O Parlamento da Hungria aprovou a revogação da retirada do país do Tribunal Penal Internacional (TPI). A decisão ocorreu após uma votação em regime de urgência, com 133 deputados a favor, 37 do Fidesz-KDNP contra e votos de abstenção do Mi Hazánk.

A proposta de lei pretende devolver a Hungria à jurisdição do TPI. O debate foi dominado por intervenções da oposição, incluindo o ex-ministro János Bóka, que levantou críticas processuais, técnicas e constitucionais à medida.

Bóka argumentou que os prazos do processo foram demasiado curtos para um exame aprofundado e afirmou que a lei pode conflitar com a Lei Fundamental, requerendo uma regulamentação adicional. A oposição sustenta que o TPI não garante responsabilização efetiva.

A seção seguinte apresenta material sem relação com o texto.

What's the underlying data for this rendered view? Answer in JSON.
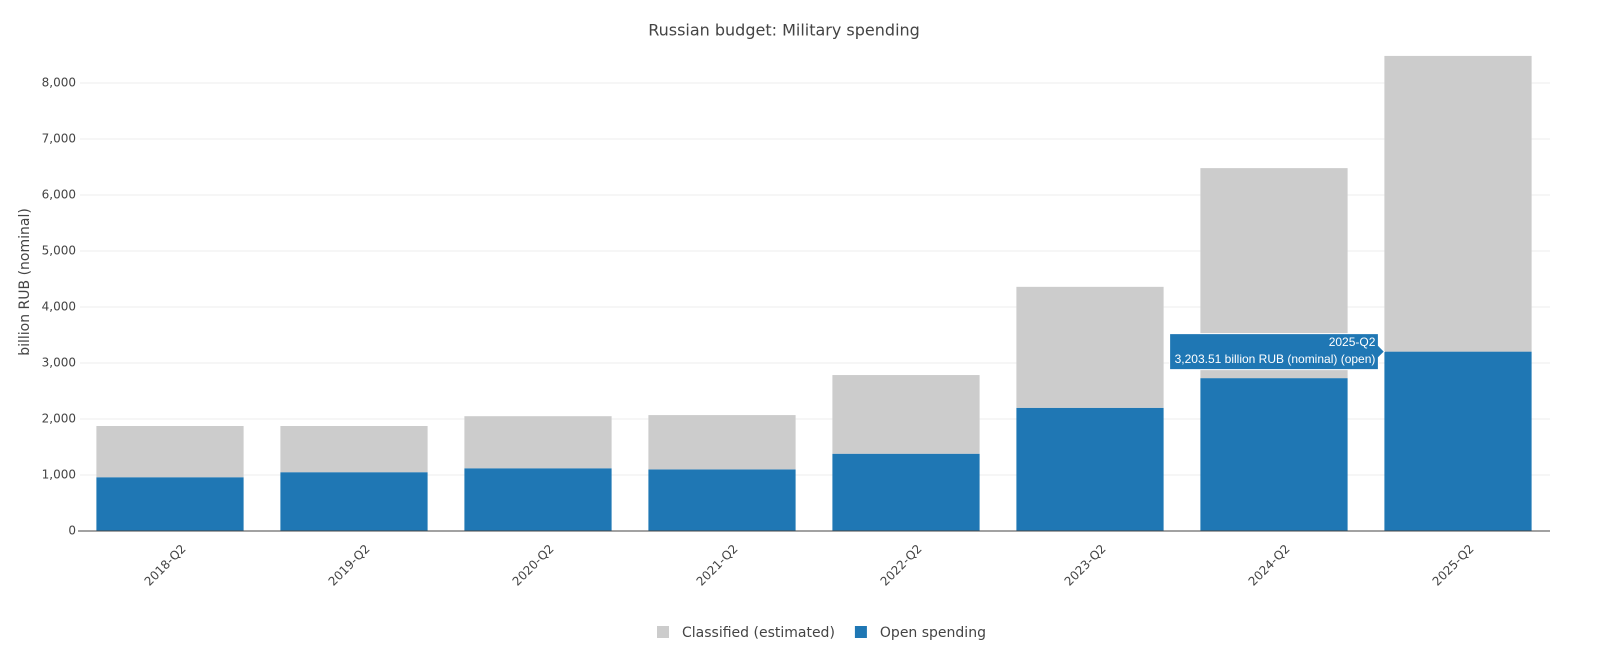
{
  "chart_data": {
    "type": "stacked_bar",
    "title": "Russian budget: Military spending",
    "y_label": "billion RUB (nominal)",
    "categories": [
      "2018-Q2",
      "2019-Q2",
      "2020-Q2",
      "2021-Q2",
      "2022-Q2",
      "2023-Q2",
      "2024-Q2",
      "2025-Q2"
    ],
    "series": [
      {
        "name": "Classified (estimated)",
        "color": "#cccccc",
        "values": [
          915,
          825,
          930,
          970,
          1405,
          2160,
          3750,
          5280
        ]
      },
      {
        "name": "Open spending",
        "color": "#1f77b4",
        "values": [
          960,
          1050,
          1120,
          1100,
          1380,
          2200,
          2730,
          3203.51
        ]
      }
    ],
    "ylim": [
      0,
      8500
    ],
    "yticks": [
      0,
      {
        "value": 1000,
        "label": "1,000"
      },
      {
        "value": 2000,
        "label": "2,000"
      },
      {
        "value": 3000,
        "label": "3,000"
      },
      {
        "value": 4000,
        "label": "4,000"
      },
      {
        "value": 5000,
        "label": "5,000"
      },
      {
        "value": 6000,
        "label": "6,000"
      },
      {
        "value": 7000,
        "label": "7,000"
      },
      {
        "value": 8000,
        "label": "8,000"
      }
    ],
    "grid": true,
    "legend": "bottom",
    "tooltip": {
      "category": "2025-Q2",
      "text": "3,203.51 billion RUB (nominal) (open)"
    }
  }
}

A discussão intensificou-se no contexto da revisão constitucional em curso. O governo emitiu a posição de que o TPI continua essencial para responsabilizar crimes graves, como genocídio e crimes contra a humanidade, defendendo a adesão alinhada aos demais Estados-membros da UE.

Entre as vozes de oposição, os deputados criticaram o caráter político atribuído à instituição. Como resposta, surgiu uma proposta do Mi Hazánk apresentada por István Apáti, que prevê a criação de uma entidade alternativa à liderança húngara, com funções similares às do TPI.

Mudança de tema: posição institucional e próximos passos

A validade jurídica da decisão, bem como a sua necessidade, seguem sob escrutínio com a revisão constitucional em curso. A bancada governamental afirmou que a medida reforça o papel da Hungria no sistema internacional.